- Theatrical release poster
- Directed by: Dave Schram
- Written by: Maria Peters; Dick van den Heuvel;
- Based on: Spijt! by Carry Slee
- Produced by: Dave Schram; Maria Peters; Hans Pols; Danielle Guirgus;
- Starring: Robin Boissevain; Stefan Collie; Dorus Witte;
- Cinematography: Erwin Steen
- Edited by: Robin de Jong
- Music by: Herman Witkam
- Production companies: Shooting Star Filmcompany; Katholieke Radio Omroep;
- Distributed by: Dutch FilmWorks
- Release date: 20 June 2013;
- Country: Netherlands
- Language: Dutch
- Box office: $4 million

= Regret! =

2013 teen drama film

Regret! (Spijt!) is a 2013 teen drama film directed by Dave Schram, based on the 1997 book Spijt by Carry Slee.

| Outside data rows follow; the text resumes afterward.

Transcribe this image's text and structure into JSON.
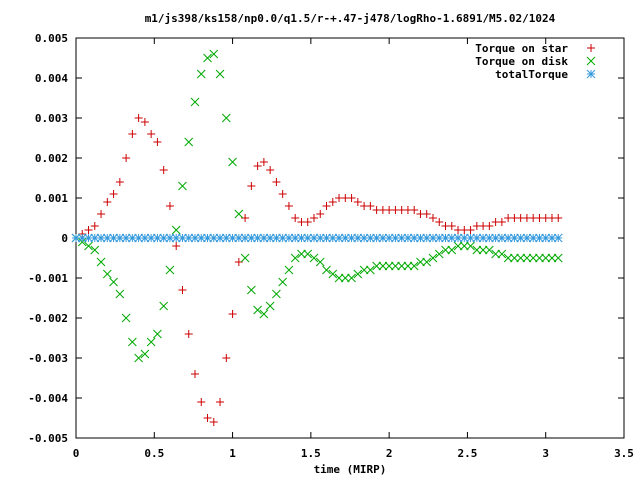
{
  "chart_data": {
    "type": "scatter",
    "title": "m1/js398/ks158/np0.0/q1.5/r-+.47-j478/logRho-1.6891/M5.02/1024",
    "xlabel": "time (MIRP)",
    "ylabel": "",
    "xlim": [
      0,
      3.5
    ],
    "ylim": [
      -0.005,
      0.005
    ],
    "x_ticks": [
      "0",
      "0.5",
      "1",
      "1.5",
      "2",
      "2.5",
      "3",
      "3.5"
    ],
    "x_tick_values": [
      0,
      0.5,
      1,
      1.5,
      2,
      2.5,
      3,
      3.5
    ],
    "y_ticks": [
      "0.005",
      "0.004",
      "0.003",
      "0.002",
      "0.001",
      "0",
      "-0.001",
      "-0.002",
      "-0.003",
      "-0.004",
      "-0.005"
    ],
    "y_tick_values": [
      0.005,
      0.004,
      0.003,
      0.002,
      0.001,
      0,
      -0.001,
      -0.002,
      -0.003,
      -0.004,
      -0.005
    ],
    "grid": false,
    "legend_position": "top-right",
    "series": [
      {
        "name": "Torque on star",
        "marker": "plus",
        "color": "#cc0000",
        "x": [
          0.0,
          0.04,
          0.08,
          0.12,
          0.16,
          0.2,
          0.24,
          0.28,
          0.32,
          0.36,
          0.4,
          0.44,
          0.48,
          0.52,
          0.56,
          0.6,
          0.64,
          0.68,
          0.72,
          0.76,
          0.8,
          0.84,
          0.88,
          0.92,
          0.96,
          1.0,
          1.04,
          1.08,
          1.12,
          1.16,
          1.2,
          1.24,
          1.28,
          1.32,
          1.36,
          1.4,
          1.44,
          1.48,
          1.52,
          1.56,
          1.6,
          1.64,
          1.68,
          1.72,
          1.76,
          1.8,
          1.84,
          1.88,
          1.92,
          1.96,
          2.0,
          2.04,
          2.08,
          2.12,
          2.16,
          2.2,
          2.24,
          2.28,
          2.32,
          2.36,
          2.4,
          2.44,
          2.48,
          2.52,
          2.56,
          2.6,
          2.64,
          2.68,
          2.72,
          2.76,
          2.8,
          2.84,
          2.88,
          2.92,
          2.96,
          3.0,
          3.04,
          3.08
        ],
        "y": [
          0.0,
          0.0001,
          0.0002,
          0.0003,
          0.0006,
          0.0009,
          0.0011,
          0.0014,
          0.002,
          0.0026,
          0.003,
          0.0029,
          0.0026,
          0.0024,
          0.0017,
          0.0008,
          -0.0002,
          -0.0013,
          -0.0024,
          -0.0034,
          -0.0041,
          -0.0045,
          -0.0046,
          -0.0041,
          -0.003,
          -0.0019,
          -0.0006,
          0.0005,
          0.0013,
          0.0018,
          0.0019,
          0.0017,
          0.0014,
          0.0011,
          0.0008,
          0.0005,
          0.0004,
          0.0004,
          0.0005,
          0.0006,
          0.0008,
          0.0009,
          0.001,
          0.001,
          0.001,
          0.0009,
          0.0008,
          0.0008,
          0.0007,
          0.0007,
          0.0007,
          0.0007,
          0.0007,
          0.0007,
          0.0007,
          0.0006,
          0.0006,
          0.0005,
          0.0004,
          0.0003,
          0.0003,
          0.0002,
          0.0002,
          0.0002,
          0.0003,
          0.0003,
          0.0003,
          0.0004,
          0.0004,
          0.0005,
          0.0005,
          0.0005,
          0.0005,
          0.0005,
          0.0005,
          0.0005,
          0.0005,
          0.0005
        ]
      },
      {
        "name": "Torque on disk",
        "marker": "cross",
        "color": "#00aa00",
        "x": [
          0.0,
          0.04,
          0.08,
          0.12,
          0.16,
          0.2,
          0.24,
          0.28,
          0.32,
          0.36,
          0.4,
          0.44,
          0.48,
          0.52,
          0.56,
          0.6,
          0.64,
          0.68,
          0.72,
          0.76,
          0.8,
          0.84,
          0.88,
          0.92,
          0.96,
          1.0,
          1.04,
          1.08,
          1.12,
          1.16,
          1.2,
          1.24,
          1.28,
          1.32,
          1.36,
          1.4,
          1.44,
          1.48,
          1.52,
          1.56,
          1.6,
          1.64,
          1.68,
          1.72,
          1.76,
          1.8,
          1.84,
          1.88,
          1.92,
          1.96,
          2.0,
          2.04,
          2.08,
          2.12,
          2.16,
          2.2,
          2.24,
          2.28,
          2.32,
          2.36,
          2.4,
          2.44,
          2.48,
          2.52,
          2.56,
          2.6,
          2.64,
          2.68,
          2.72,
          2.76,
          2.8,
          2.84,
          2.88,
          2.92,
          2.96,
          3.0,
          3.04,
          3.08
        ],
        "y": [
          0.0,
          -0.0001,
          -0.0002,
          -0.0003,
          -0.0006,
          -0.0009,
          -0.0011,
          -0.0014,
          -0.002,
          -0.0026,
          -0.003,
          -0.0029,
          -0.0026,
          -0.0024,
          -0.0017,
          -0.0008,
          0.0002,
          0.0013,
          0.0024,
          0.0034,
          0.0041,
          0.0045,
          0.0046,
          0.0041,
          0.003,
          0.0019,
          0.0006,
          -0.0005,
          -0.0013,
          -0.0018,
          -0.0019,
          -0.0017,
          -0.0014,
          -0.0011,
          -0.0008,
          -0.0005,
          -0.0004,
          -0.0004,
          -0.0005,
          -0.0006,
          -0.0008,
          -0.0009,
          -0.001,
          -0.001,
          -0.001,
          -0.0009,
          -0.0008,
          -0.0008,
          -0.0007,
          -0.0007,
          -0.0007,
          -0.0007,
          -0.0007,
          -0.0007,
          -0.0007,
          -0.0006,
          -0.0006,
          -0.0005,
          -0.0004,
          -0.0003,
          -0.0003,
          -0.0002,
          -0.0002,
          -0.0002,
          -0.0003,
          -0.0003,
          -0.0003,
          -0.0004,
          -0.0004,
          -0.0005,
          -0.0005,
          -0.0005,
          -0.0005,
          -0.0005,
          -0.0005,
          -0.0005,
          -0.0005,
          -0.0005
        ]
      },
      {
        "name": "totalTorque",
        "marker": "star",
        "color": "#3399dd",
        "x": [
          0.0,
          0.04,
          0.08,
          0.12,
          0.16,
          0.2,
          0.24,
          0.28,
          0.32,
          0.36,
          0.4,
          0.44,
          0.48,
          0.52,
          0.56,
          0.6,
          0.64,
          0.68,
          0.72,
          0.76,
          0.8,
          0.84,
          0.88,
          0.92,
          0.96,
          1.0,
          1.04,
          1.08,
          1.12,
          1.16,
          1.2,
          1.24,
          1.28,
          1.32,
          1.36,
          1.4,
          1.44,
          1.48,
          1.52,
          1.56,
          1.6,
          1.64,
          1.68,
          1.72,
          1.76,
          1.8,
          1.84,
          1.88,
          1.92,
          1.96,
          2.0,
          2.04,
          2.08,
          2.12,
          2.16,
          2.2,
          2.24,
          2.28,
          2.32,
          2.36,
          2.4,
          2.44,
          2.48,
          2.52,
          2.56,
          2.6,
          2.64,
          2.68,
          2.72,
          2.76,
          2.8,
          2.84,
          2.88,
          2.92,
          2.96,
          3.0,
          3.04,
          3.08
        ],
        "y": [
          0,
          0,
          0,
          0,
          0,
          0,
          0,
          0,
          0,
          0,
          0,
          0,
          0,
          0,
          0,
          0,
          0,
          0,
          0,
          0,
          0,
          0,
          0,
          0,
          0,
          0,
          0,
          0,
          0,
          0,
          0,
          0,
          0,
          0,
          0,
          0,
          0,
          0,
          0,
          0,
          0,
          0,
          0,
          0,
          0,
          0,
          0,
          0,
          0,
          0,
          0,
          0,
          0,
          0,
          0,
          0,
          0,
          0,
          0,
          0,
          0,
          0,
          0,
          0,
          0,
          0,
          0,
          0,
          0,
          0,
          0,
          0,
          0,
          0,
          0,
          0,
          0,
          0
        ]
      }
    ]
  }
}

It was released on 	20 June 2013 by Dutch FilmWorks.

== Cast ==
- Robin Boissevain as David
- Dorus Witte as Vera Teunisse
- Stefan Collier as Jochem Steenman

== Release ==
The film received positive reviews from critics.

=== Home media ===
The film was released on Blu-ray on 12 November 2013.